HP profit climbs, tops estimates

Fourth-quarter earnings, sales soar on gains across all sectors; forecast upbeat. Shares dip after-hours.

By Grace Wong, CNNMoney.com staff writer

NEW YORK (CNNMoney.com) -- Computer products maker Hewlett-Packard reported quarterly profit and revenue ahead of Wall Street's estimates Thursday, and offered a robust outlook for the current period.

HP's net income rose to $1.7 billion in the fiscal fourth quarter ended Oct. 31, up four-fold from the year-earlier period when the company took a hefty restructuring charge.

HP shares (green) have outperformed competitors IBM (blue) and Dell (yellow) in 2006.

Excluding charges related to restructuring but including stock-based compensation expenses, earnings per share climbed 33 percent to 68 cents a share.

Analysts had expected the Palo Alto, Calif.-based company's earnings to rise to 64 cents a share on that basis.

The company said sales rose 7 percent to $24.6 billion during the quarter. That was slightly above Wall Street's estimates of revenue of $24.1 billion.

But shares of Dow component HP, which have gained 10 percent since September and more than 40 percent this year, slipped about 0.5 percent in after-hours trading following the report.

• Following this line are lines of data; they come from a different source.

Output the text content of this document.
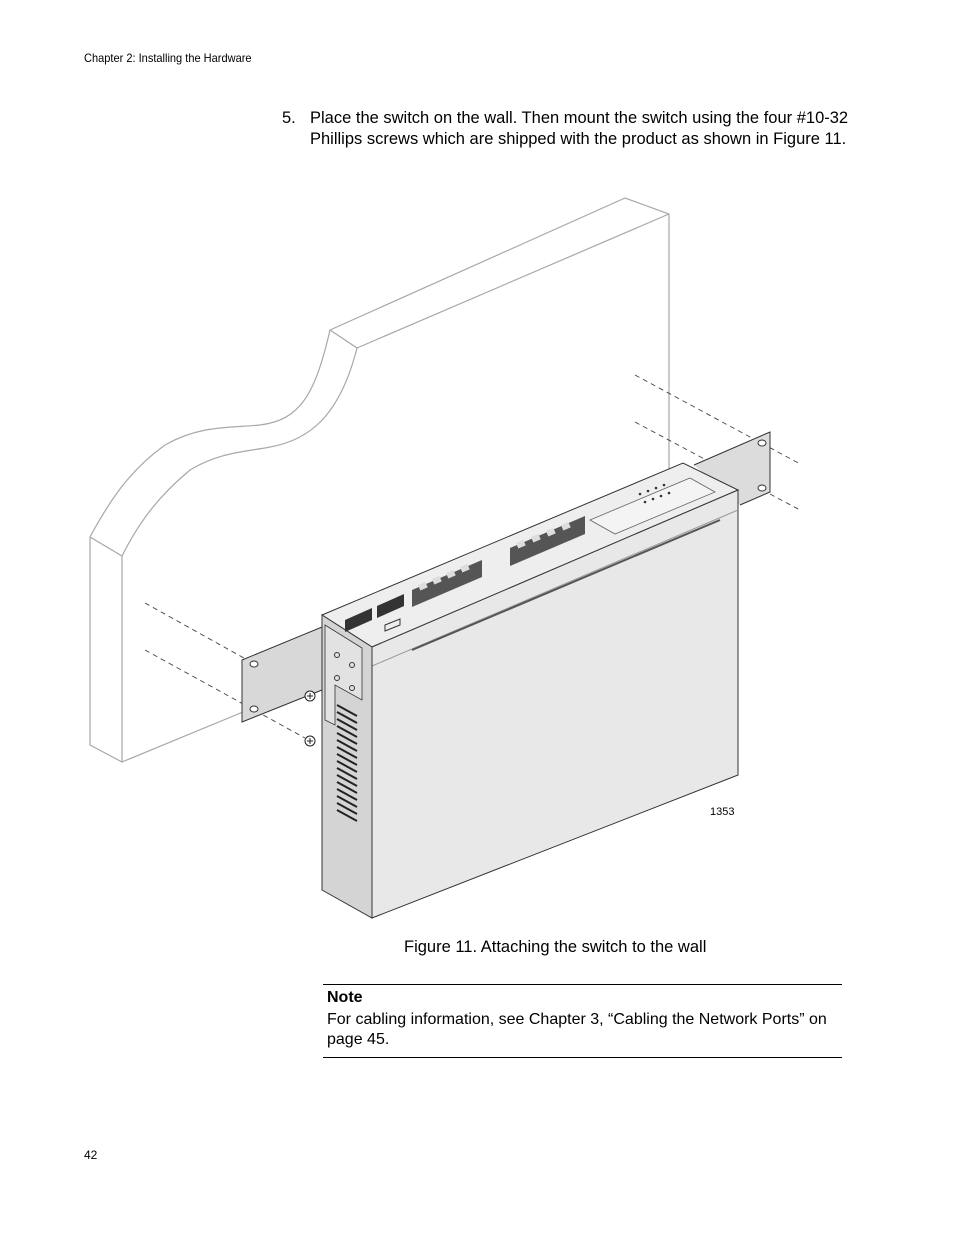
Chapter 2: Installing the Hardware
5. Place the switch on the wall. Then mount the switch using the four #10-32 Phillips screws which are shipped with the product as shown in Figure 11.
1353
Figure 11. Attaching the switch to the wall
Note
For cabling information, see Chapter 3, “Cabling the Network Ports” on page 45.
42
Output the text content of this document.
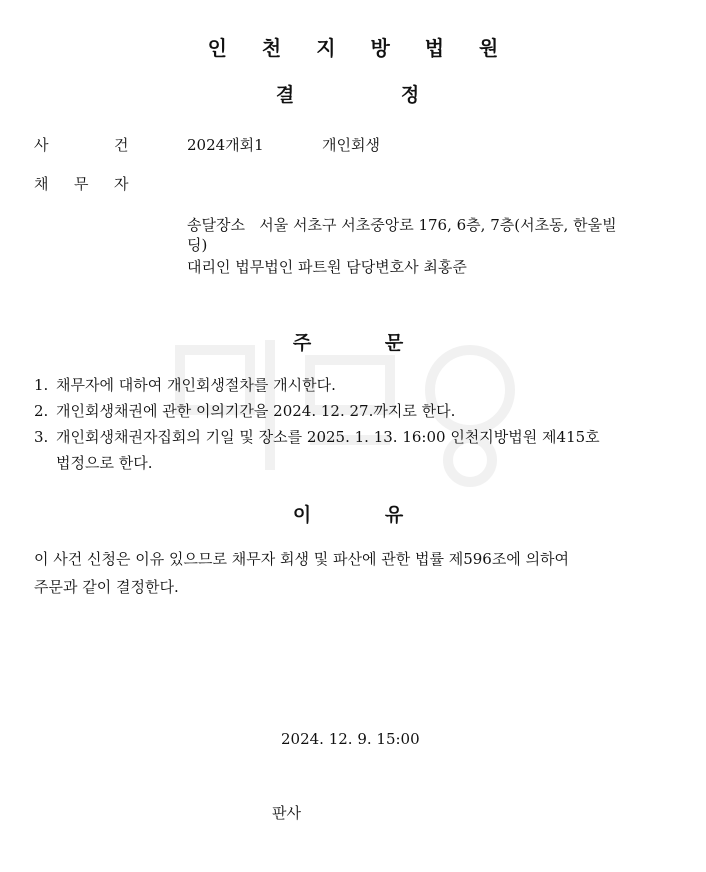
인 천 지 방 법 원
결	정
사	건	2024개회1	개인회생
채 무 자
송달장소   서울 서초구 서초중앙로 176, 6층, 7층(서초동, 한울빌
딩)
대리인 법무법인 파트원 담당변호사 최홍준
주	문
1. 채무자에 대하여 개인회생절차를 개시한다.
2. 개인회생채권에 관한 이의기간을 2024. 12. 27.까지로 한다.
3. 개인회생채권자집회의 기일 및 장소를 2025. 1. 13. 16:00 인천지방법원 제415호
법정으로 한다.
이	유
이 사건 신청은 이유 있으므로 채무자 회생 및 파산에 관한 법률 제596조에 의하여
주문과 같이 결정한다.
2024. 12. 9. 15:00
판사
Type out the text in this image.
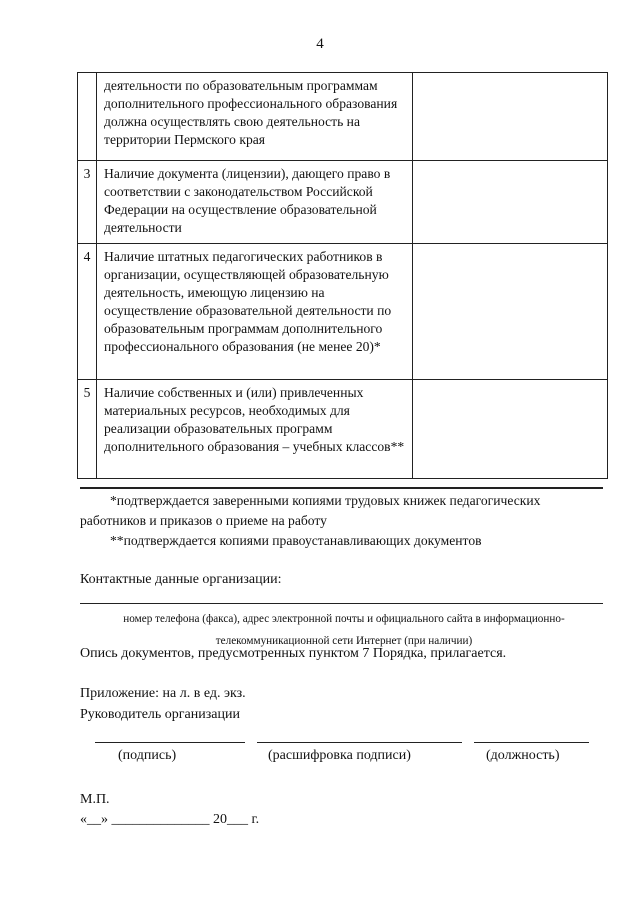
4
	деятельности по образовательным программам дополнительного профессионального образования должна осуществлять свою деятельность на территории Пермского края	
3	Наличие документа (лицензии), дающего право в соответствии с законодательством Российской Федерации на осуществление образовательной деятельности	
4	Наличие штатных педагогических работников в организации, осуществляющей образовательную деятельность, имеющую лицензию на осуществление образовательной деятельности по образовательным программам дополнительного профессионального образования (не менее 20)*	
5	Наличие собственных и (или) привлеченных материальных ресурсов, необходимых для реализации образовательных программ дополнительного образования – учебных классов**	
*подтверждается заверенными копиями трудовых книжек педагогических работников и приказов о приеме на работу
**подтверждается копиями правоустанавливающих документов
Контактные данные организации:
номер телефона (факса), адрес электронной почты и официального сайта в информационно-телекоммуникационной сети Интернет (при наличии)
Опись документов, предусмотренных пунктом 7 Порядка, прилагается.
Приложение: на л. в ед. экз.
Руководитель организации
(подпись)	(расшифровка подписи)	(должность)
М.П.
«__» ______________ 20___ г.
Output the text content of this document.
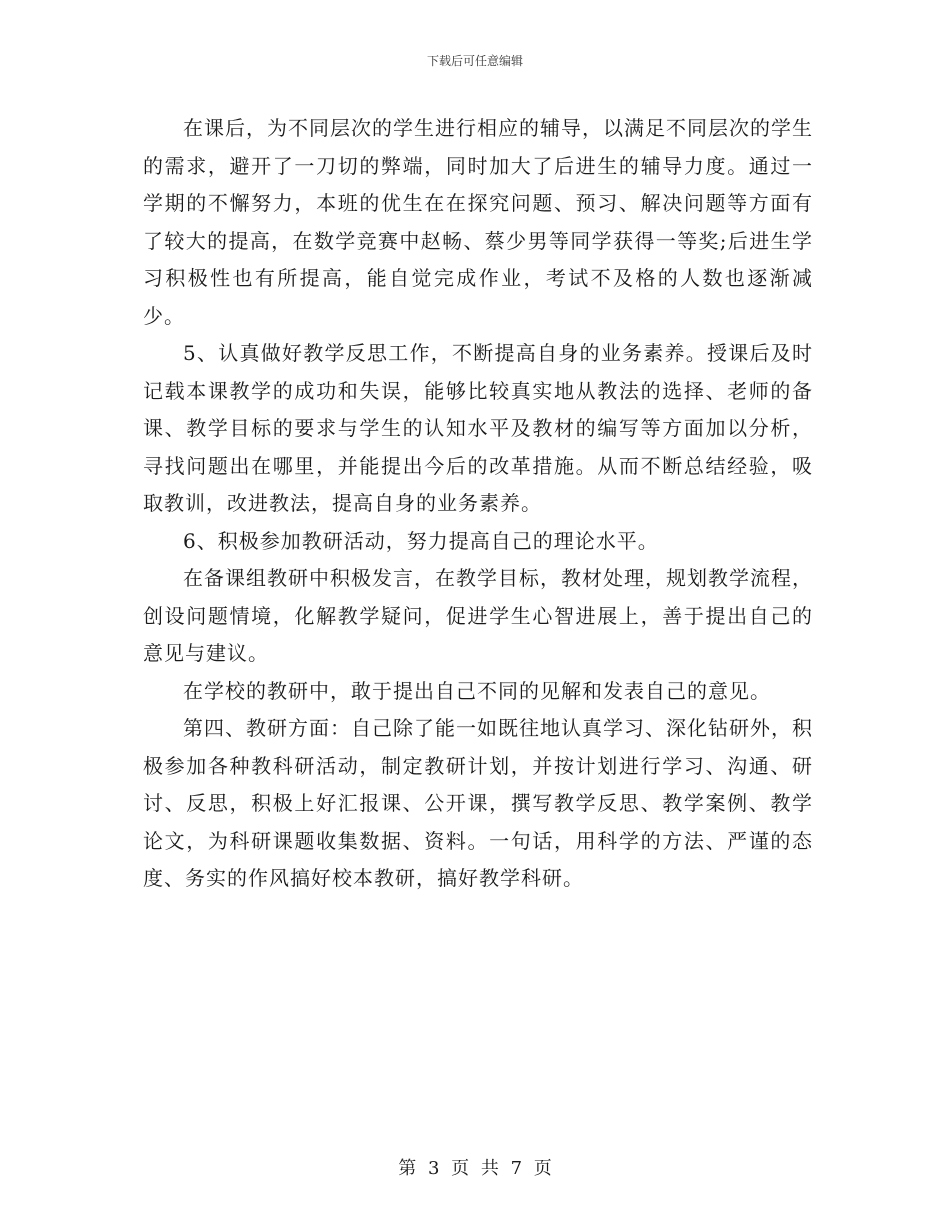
下载后可任意编辑

在课后，为不同层次的学生进行相应的辅导，以满足不同层次的学生的需求，避开了一刀切的弊端，同时加大了后进生的辅导力度。通过一学期的不懈努力，本班的优生在在探究问题、预习、解决问题等方面有了较大的提高，在数学竞赛中赵畅、蔡少男等同学获得一等奖;后进生学习积极性也有所提高，能自觉完成作业，考试不及格的人数也逐渐减少。

5、认真做好教学反思工作，不断提高自身的业务素养。授课后及时记载本课教学的成功和失误，能够比较真实地从教法的选择、老师的备课、教学目标的要求与学生的认知水平及教材的编写等方面加以分析，寻找问题出在哪里，并能提出今后的改革措施。从而不断总结经验，吸取教训，改进教法，提高自身的业务素养。

6、积极参加教研活动，努力提高自己的理论水平。

在备课组教研中积极发言，在教学目标，教材处理，规划教学流程，创设问题情境，化解教学疑问，促进学生心智进展上，善于提出自己的意见与建议。

在学校的教研中，敢于提出自己不同的见解和发表自己的意见。

第四、教研方面：自己除了能一如既往地认真学习、深化钻研外，积极参加各种教科研活动，制定教研计划，并按计划进行学习、沟通、研讨、反思，积极上好汇报课、公开课，撰写教学反思、教学案例、教学论文，为科研课题收集数据、资料。一句话，用科学的方法、严谨的态度、务实的作风搞好校本教研，搞好教学科研。

第 3 页 共 7 页
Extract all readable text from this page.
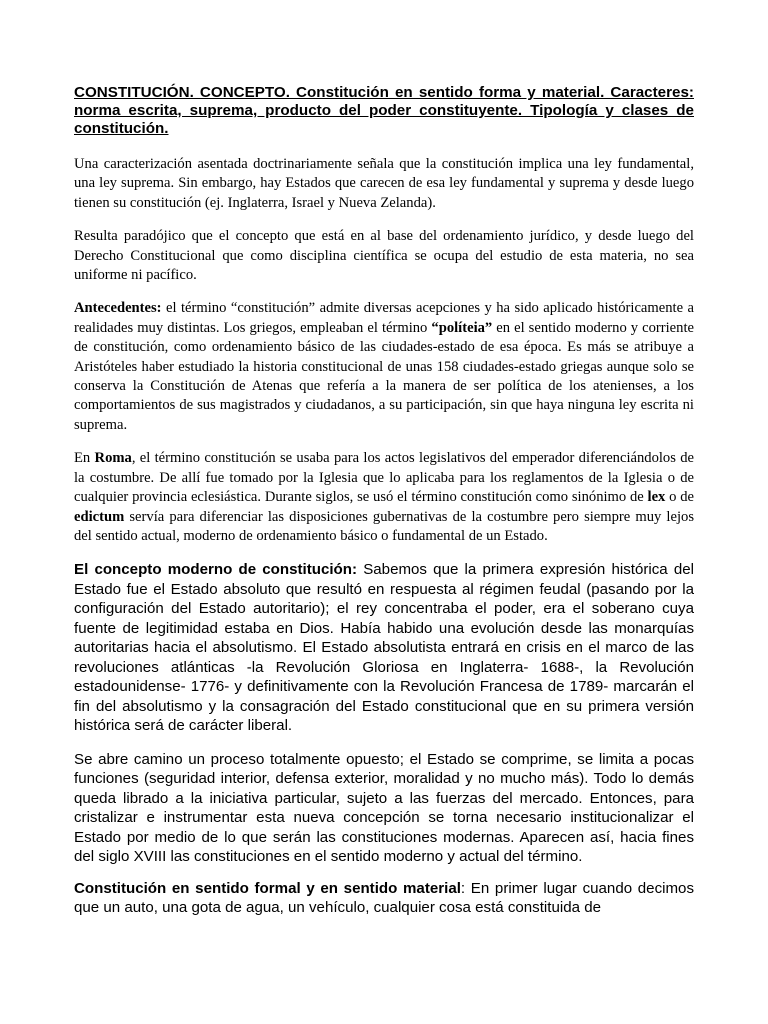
CONSTITUCIÓN. CONCEPTO. Constitución en sentido forma y material. Caracteres: norma escrita, suprema, producto del poder constituyente. Tipología y clases de constitución.

Una caracterización asentada doctrinariamente señala que la constitución implica una ley fundamental, una ley suprema. Sin embargo, hay Estados que carecen de esa ley fundamental y suprema y desde luego tienen su constitución (ej. Inglaterra, Israel y Nueva Zelanda).

Resulta paradójico que el concepto que está en al base del ordenamiento jurídico, y desde luego del Derecho Constitucional que como disciplina científica se ocupa del estudio de esta materia, no sea uniforme ni pacífico.

Antecedentes: el término “constitución” admite diversas acepciones y ha sido aplicado históricamente a realidades muy distintas. Los griegos, empleaban el término “políteia” en el sentido moderno y corriente de constitución, como ordenamiento básico de las ciudades-estado de esa época. Es más se atribuye a Aristóteles haber estudiado la historia constitucional de unas 158 ciudades-estado griegas aunque solo se conserva la Constitución de Atenas que refería a la manera de ser política de los atenienses, a los comportamientos de sus magistrados y ciudadanos, a su participación, sin que haya ninguna ley escrita ni suprema.

En Roma, el término constitución se usaba para los actos legislativos del emperador diferenciándolos de la costumbre. De allí fue tomado por la Iglesia que lo aplicaba para los reglamentos de la Iglesia o de cualquier provincia eclesiástica. Durante siglos, se usó el término constitución como sinónimo de lex o de edictum servía para diferenciar las disposiciones gubernativas de la costumbre pero siempre muy lejos del sentido actual, moderno de ordenamiento básico o fundamental de un Estado.

El concepto moderno de constitución: Sabemos que la primera expresión histórica del Estado fue el Estado absoluto que resultó en respuesta al régimen feudal (pasando por la configuración del Estado autoritario); el rey concentraba el poder, era el soberano cuya fuente de legitimidad estaba en Dios. Había habido una evolución desde las monarquías autoritarias hacia el absolutismo. El Estado absolutista entrará en crisis en el marco de las revoluciones atlánticas -la Revolución Gloriosa en Inglaterra- 1688-, la Revolución estadounidense- 1776- y definitivamente con la Revolución Francesa de 1789- marcarán el fin del absolutismo y la consagración del Estado constitucional que en su primera versión histórica será de carácter liberal.

Se abre camino un proceso totalmente opuesto; el Estado se comprime, se limita a pocas funciones (seguridad interior, defensa exterior, moralidad y no mucho más). Todo lo demás queda librado a la iniciativa particular, sujeto a las fuerzas del mercado. Entonces, para cristalizar e instrumentar esta nueva concepción se torna necesario institucionalizar el Estado por medio de lo que serán las constituciones modernas. Aparecen así, hacia fines del siglo XVIII las constituciones en el sentido moderno y actual del término.

Constitución en sentido formal y en sentido material: En primer lugar cuando decimos que un auto, una gota de agua, un vehículo, cualquier cosa está constituida de
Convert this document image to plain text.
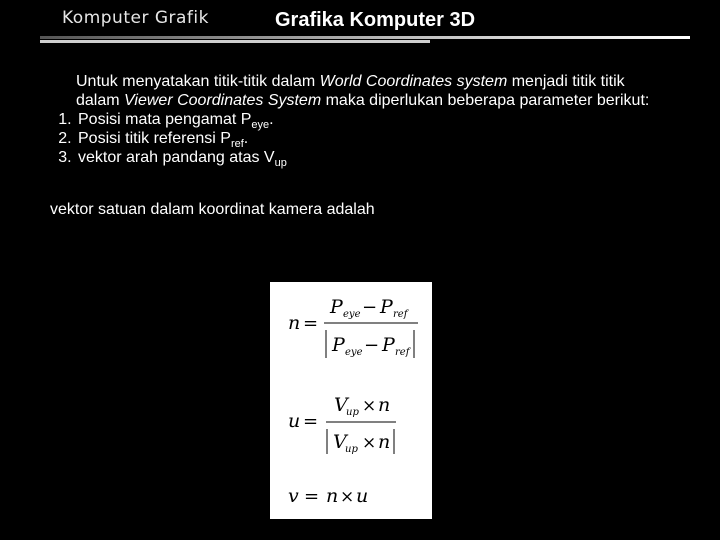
Komputer Grafik	Grafika Komputer 3D
Untuk menyatakan titik-titik dalam World Coordinates system menjadi titik titik dalam Viewer Coordinates System maka diperlukan beberapa parameter berikut:
1. Posisi mata pengamat $P_{eye}$.
2. Posisi titik referensi $P_{ref}$.
3. vektor arah pandang atas $V_{up}$
vektor satuan dalam koordinat kamera adalah
n =
P eye − P ref
P eye − P ref
u =
V
up × n
V
up × n
v = n × u
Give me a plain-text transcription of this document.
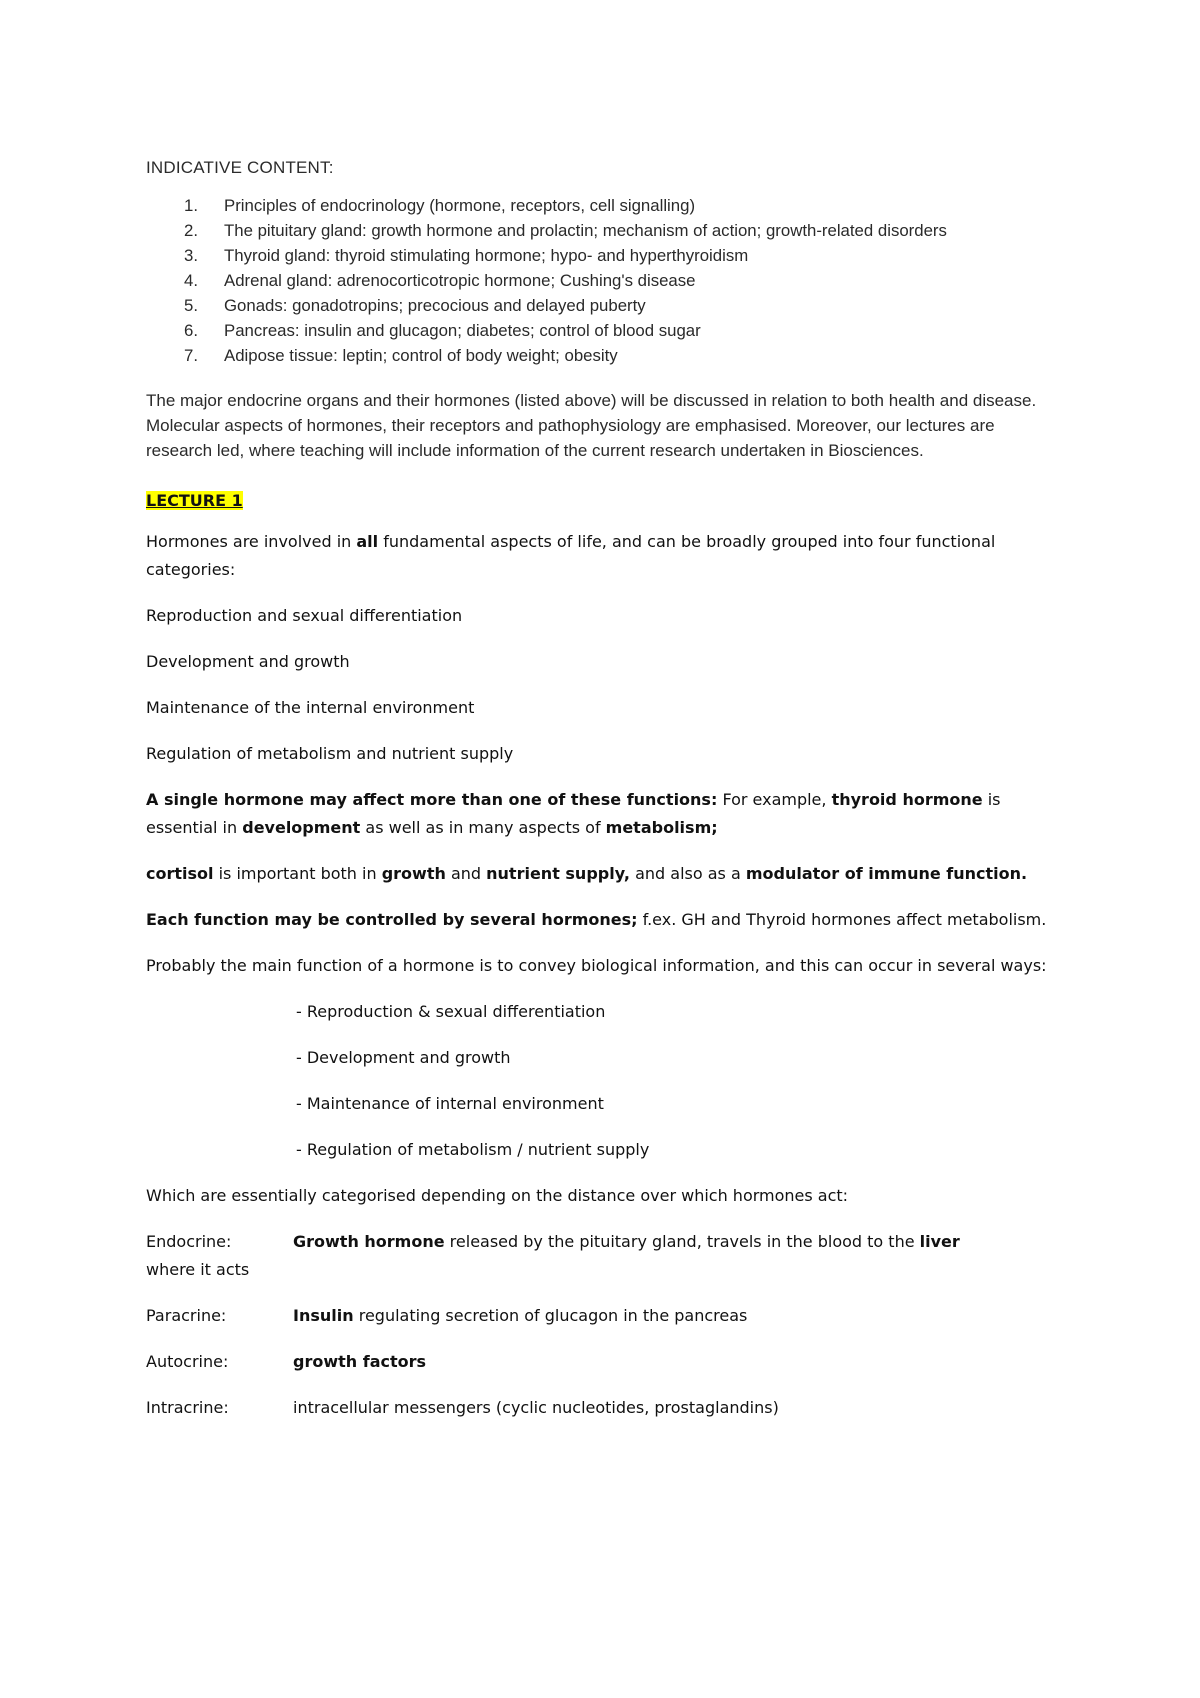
INDICATIVE CONTENT:
1.	Principles of endocrinology (hormone, receptors, cell signalling)
2.	The pituitary gland: growth hormone and prolactin; mechanism of action; growth-related disorders
3.	Thyroid gland: thyroid stimulating hormone; hypo- and hyperthyroidism
4.	Adrenal gland: adrenocorticotropic hormone; Cushing's disease
5.	Gonads: gonadotropins; precocious and delayed puberty
6.	Pancreas: insulin and glucagon; diabetes; control of blood sugar
7.	Adipose tissue: leptin; control of body weight; obesity

The major endocrine organs and their hormones (listed above) will be discussed in relation to both health and disease. Molecular aspects of hormones, their receptors and pathophysiology are emphasised. Moreover, our lectures are research led, where teaching will include information of the current research undertaken in Biosciences.

LECTURE 1

Hormones are involved in all fundamental aspects of life, and can be broadly grouped into four functional categories:

Reproduction and sexual differentiation

Development and growth

Maintenance of the internal environment

Regulation of metabolism and nutrient supply

A single hormone may affect more than one of these functions: For example, thyroid hormone is essential in development as well as in many aspects of metabolism;

cortisol is important both in growth and nutrient supply, and also as a modulator of immune function.

Each function may be controlled by several hormones; f.ex. GH and Thyroid hormones affect metabolism.

Probably the main function of a hormone is to convey biological information, and this can occur in several ways:

- Reproduction & sexual differentiation

- Development and growth

- Maintenance of internal environment

- Regulation of metabolism / nutrient supply

Which are essentially categorised depending on the distance over which hormones act:

Endocrine:	Growth hormone released by the pituitary gland, travels in the blood to the liver
where it acts
Paracrine:	Insulin regulating secretion of glucagon in the pancreas
Autocrine:	growth factors
Intracrine:	intracellular messengers (cyclic nucleotides, prostaglandins)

In addition to the strong results and guidance, the company disclosed in an after-hours filing that the Securities and Exchange Commission has begun a formal investigation of it boardroom leak probe. It also disclosed the Federal Communications Commission is also joining the investigation that includes state and federal prosecutors in addition to the SEC.

But whether the after-hours selling was due to profit taking after recent gains for the stock or concerns that the new probes will distract management was unclear since there was little but good news in quarterly results.

HP also regained the position of No. 1 PC vendor from rival Dell during the calendar third quarter.

"HP delivered its best quarter in a number of years," CEO Mark Hurd said during a conference call, adding that the results were balanced across geographic region and business segments.

HP has steadily grown its earnings under Hurd, who has aggressively cut costs since he took over in April 2005.

The company has benefited from the troubles hounding Dell, which also was due to report earnings Thursday but delayed its results due to an ongoing Securities and Exchange Commission investigation into its accounting practices.

Upbeat outlook

Looking ahead, HP expects revenue of $24.1 billion to $24.3 billion for the current period, exceeding forecasts for sales of $23.9 billion.

Earnings per share, excluding certain items but including stock-based compensation expenses, are expected to range from 60 cents to 62 cents, in line with analysts' expectations for EPS of 60 cents.

HP expects fiscal 2007 revenue to rise to $97 billion, ahead of estimates for full-year sales of $96 billion.

Hurd said it's unclear what impact the launch of Microsoft (Charts) Vista will have on the holiday season and HP in the near term.

But he said the long-term impact of the new operating system would be positive. "Long term, we feel good about it."

Vista, the first update to the Windows operating system in five years, is due to ship to businesses at the end of this month and to consumers in January.

HP said overall sales in its personal systems group rose 10 percent to $7.8 billion during the fourth quarter. The company said notebook revenue surged 24 percent from the year-earlier period, while desktop sales were flat.

Sales from HP's core printing division rose 7 percent to $7.3 billion. Revenue from storage and servers grew 4 percent to $4.7 billion and sales from services rose 5 percent to $4.1 billion. Software revenue climbed 14 percent to $349 million.

During a call with journalists, Hurd said HP is still working on filling its empty board seats and that the company is trying to get "the best board we possibly can."

In September, the legendary computer maker revealed it spied on board members and journalists during a leak investigation, creating an uproar over its corporate ethics and sparking an investigation by federal and state authorities.

On Wednesday, former chairman Patricia Dunn pleaded not guilty to felony and conspiracy charges filed by the California attorney general's office.

Dunn stepped down from her posts amid the scandal that erupted during her watch. Board members Thomas Perkins and George Keyworth also quit over the flap.

Despite the scandal, HP (Charts) shares have climbed to a six-year high. The stock has also outperformed rivals Dell (Charts) and IBM (Charts) this year.